Index warned at the time that the woolly wording of the ruling – its failure to include clear checks and balances, or any form of proper oversight – presented a major risk. Private companies like Google should not be the final arbiters of what should and should not be available for people to find on the internet. It’s like the government devolving power to librarians to decide what books people can read (based on requests from the public) and then locking those books away. There’s no appeal mechanism, very little transparency about how search engines arrive at decisions about what to remove or not, and very little clarity on what classifies as ‘relevant’. Privacy campaigners argue that the ruling offers a public interest protection element (politicians and celebrities should not be able to request the right to be forgotten, for example), but it is over simplistic to argue that simply by excluding serving politicians and current stars from the request process that the public’s interest will be protected.

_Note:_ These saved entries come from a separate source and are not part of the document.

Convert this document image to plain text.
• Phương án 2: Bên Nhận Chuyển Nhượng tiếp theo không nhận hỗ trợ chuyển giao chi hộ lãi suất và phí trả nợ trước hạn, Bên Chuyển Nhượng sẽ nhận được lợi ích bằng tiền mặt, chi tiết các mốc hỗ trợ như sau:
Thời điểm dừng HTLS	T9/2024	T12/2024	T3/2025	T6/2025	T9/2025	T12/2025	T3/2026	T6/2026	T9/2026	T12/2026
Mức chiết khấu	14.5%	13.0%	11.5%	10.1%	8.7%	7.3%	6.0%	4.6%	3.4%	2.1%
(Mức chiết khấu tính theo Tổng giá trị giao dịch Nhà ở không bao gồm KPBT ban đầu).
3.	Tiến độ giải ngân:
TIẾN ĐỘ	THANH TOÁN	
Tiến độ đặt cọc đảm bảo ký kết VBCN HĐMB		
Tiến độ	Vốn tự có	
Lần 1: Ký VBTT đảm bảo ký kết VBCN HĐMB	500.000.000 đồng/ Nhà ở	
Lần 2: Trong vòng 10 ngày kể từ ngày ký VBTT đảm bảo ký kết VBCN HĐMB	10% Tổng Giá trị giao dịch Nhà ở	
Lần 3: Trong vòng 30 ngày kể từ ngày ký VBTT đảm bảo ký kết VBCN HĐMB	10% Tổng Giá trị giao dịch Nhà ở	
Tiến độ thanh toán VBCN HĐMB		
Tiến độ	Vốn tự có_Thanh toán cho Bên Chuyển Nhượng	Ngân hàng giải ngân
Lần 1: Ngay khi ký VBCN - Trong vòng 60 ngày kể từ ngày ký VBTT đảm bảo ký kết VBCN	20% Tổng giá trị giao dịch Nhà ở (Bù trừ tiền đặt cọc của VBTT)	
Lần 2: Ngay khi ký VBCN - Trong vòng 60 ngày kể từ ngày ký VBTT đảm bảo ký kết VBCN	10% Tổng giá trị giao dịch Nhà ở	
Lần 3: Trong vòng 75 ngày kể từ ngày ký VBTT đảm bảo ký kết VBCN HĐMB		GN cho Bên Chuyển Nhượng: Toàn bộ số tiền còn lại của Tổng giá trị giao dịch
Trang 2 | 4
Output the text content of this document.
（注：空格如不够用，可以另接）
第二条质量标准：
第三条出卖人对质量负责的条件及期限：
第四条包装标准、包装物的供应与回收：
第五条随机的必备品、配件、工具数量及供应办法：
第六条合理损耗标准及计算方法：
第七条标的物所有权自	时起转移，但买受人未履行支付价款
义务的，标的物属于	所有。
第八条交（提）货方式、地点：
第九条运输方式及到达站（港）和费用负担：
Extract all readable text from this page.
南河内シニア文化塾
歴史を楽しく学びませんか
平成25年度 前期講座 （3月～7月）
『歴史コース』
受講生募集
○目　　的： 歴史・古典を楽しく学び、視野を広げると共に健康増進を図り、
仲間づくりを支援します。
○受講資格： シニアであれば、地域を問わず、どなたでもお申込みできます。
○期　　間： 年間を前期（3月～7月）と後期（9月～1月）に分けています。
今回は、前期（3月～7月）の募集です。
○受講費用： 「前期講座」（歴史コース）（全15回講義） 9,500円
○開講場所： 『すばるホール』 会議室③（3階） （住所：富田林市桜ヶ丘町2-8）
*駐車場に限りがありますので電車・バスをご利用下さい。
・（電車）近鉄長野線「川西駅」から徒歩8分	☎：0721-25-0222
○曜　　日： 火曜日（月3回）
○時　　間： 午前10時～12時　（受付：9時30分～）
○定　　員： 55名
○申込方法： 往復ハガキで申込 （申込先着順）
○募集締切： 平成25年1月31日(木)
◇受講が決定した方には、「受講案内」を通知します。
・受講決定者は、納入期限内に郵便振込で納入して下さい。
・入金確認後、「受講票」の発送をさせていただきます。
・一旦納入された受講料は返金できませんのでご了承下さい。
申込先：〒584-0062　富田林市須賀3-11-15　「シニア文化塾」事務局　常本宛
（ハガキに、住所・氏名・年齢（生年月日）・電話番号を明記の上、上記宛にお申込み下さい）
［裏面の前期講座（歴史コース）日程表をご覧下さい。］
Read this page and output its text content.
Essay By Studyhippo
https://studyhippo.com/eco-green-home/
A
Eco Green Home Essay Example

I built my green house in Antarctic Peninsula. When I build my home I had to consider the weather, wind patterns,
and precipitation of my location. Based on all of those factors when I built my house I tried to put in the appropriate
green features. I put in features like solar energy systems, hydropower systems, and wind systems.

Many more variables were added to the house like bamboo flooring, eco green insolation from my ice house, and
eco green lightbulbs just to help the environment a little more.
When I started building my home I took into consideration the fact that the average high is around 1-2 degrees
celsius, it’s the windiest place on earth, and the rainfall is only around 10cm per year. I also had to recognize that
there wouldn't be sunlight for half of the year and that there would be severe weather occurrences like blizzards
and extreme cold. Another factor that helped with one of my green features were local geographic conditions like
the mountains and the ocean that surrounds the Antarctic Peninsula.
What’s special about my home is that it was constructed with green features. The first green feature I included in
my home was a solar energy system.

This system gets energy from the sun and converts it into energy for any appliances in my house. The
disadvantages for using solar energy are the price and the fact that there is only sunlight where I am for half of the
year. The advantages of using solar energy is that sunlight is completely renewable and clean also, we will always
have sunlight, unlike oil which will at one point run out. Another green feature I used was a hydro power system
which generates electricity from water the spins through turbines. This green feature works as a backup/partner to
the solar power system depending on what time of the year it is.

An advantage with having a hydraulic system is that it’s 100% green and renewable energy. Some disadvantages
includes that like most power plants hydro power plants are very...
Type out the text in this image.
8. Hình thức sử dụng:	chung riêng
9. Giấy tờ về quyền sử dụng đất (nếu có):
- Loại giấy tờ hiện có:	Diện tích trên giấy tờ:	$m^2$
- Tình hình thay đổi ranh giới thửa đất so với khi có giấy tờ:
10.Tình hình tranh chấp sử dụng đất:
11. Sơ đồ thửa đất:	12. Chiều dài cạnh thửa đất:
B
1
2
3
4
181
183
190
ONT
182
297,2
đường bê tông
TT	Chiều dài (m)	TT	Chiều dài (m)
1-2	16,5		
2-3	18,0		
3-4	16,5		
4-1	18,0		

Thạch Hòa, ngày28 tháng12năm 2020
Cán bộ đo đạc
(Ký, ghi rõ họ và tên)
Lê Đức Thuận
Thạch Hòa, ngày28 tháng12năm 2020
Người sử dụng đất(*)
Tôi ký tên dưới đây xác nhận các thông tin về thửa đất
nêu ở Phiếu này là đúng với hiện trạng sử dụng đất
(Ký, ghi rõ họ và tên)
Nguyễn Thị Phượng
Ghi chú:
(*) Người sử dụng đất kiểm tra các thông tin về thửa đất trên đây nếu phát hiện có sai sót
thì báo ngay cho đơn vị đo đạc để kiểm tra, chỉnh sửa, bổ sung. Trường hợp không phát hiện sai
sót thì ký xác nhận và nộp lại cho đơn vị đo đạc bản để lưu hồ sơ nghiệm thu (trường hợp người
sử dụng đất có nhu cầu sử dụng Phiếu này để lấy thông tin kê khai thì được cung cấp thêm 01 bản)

We were not the only ones to express concern. In July last year the UK House of Lords’s EU Committee published a report claiming that the EU’s Right to be Forgotten is “unworkable and wrong”, and that it is based on out-dated principles.
“We do not believe that individuals should have a right to have links to accurate and lawfully available information about them removed, simply because they do not like what is said,” it said.

Here are some examples of stories from the UK’s Telegraph newspaper to which links have been removed since the ruling:
• A story about a British former convent girl who was jailed in France for running a ring of 600 call girls throughout Europe in 2003. Police were tipped-off about her operation by a former colleague following an argument.
• An article from 2008 about a former pupil from a leading boarding school who returned to his halls of residence after a night out drinking and drove his car around the grounds at speeds of 30mph before crashing. The Telegraph goes on to add: “He eventually collided with a set of steps in a scene reminiscent of the 1969 cult classic movie starring Michael Caine. His parents had given him the silver Mini just the day before.”
• A story which includes a section taken from the rambling “war plan” of Norwegian man Anders Behring Breivik to massacre 100 people.
• A story from 2009 on The Telegraph’s property page documenting how a couple and their two sons gave up pressured London life and moved into a rolling Devon valley.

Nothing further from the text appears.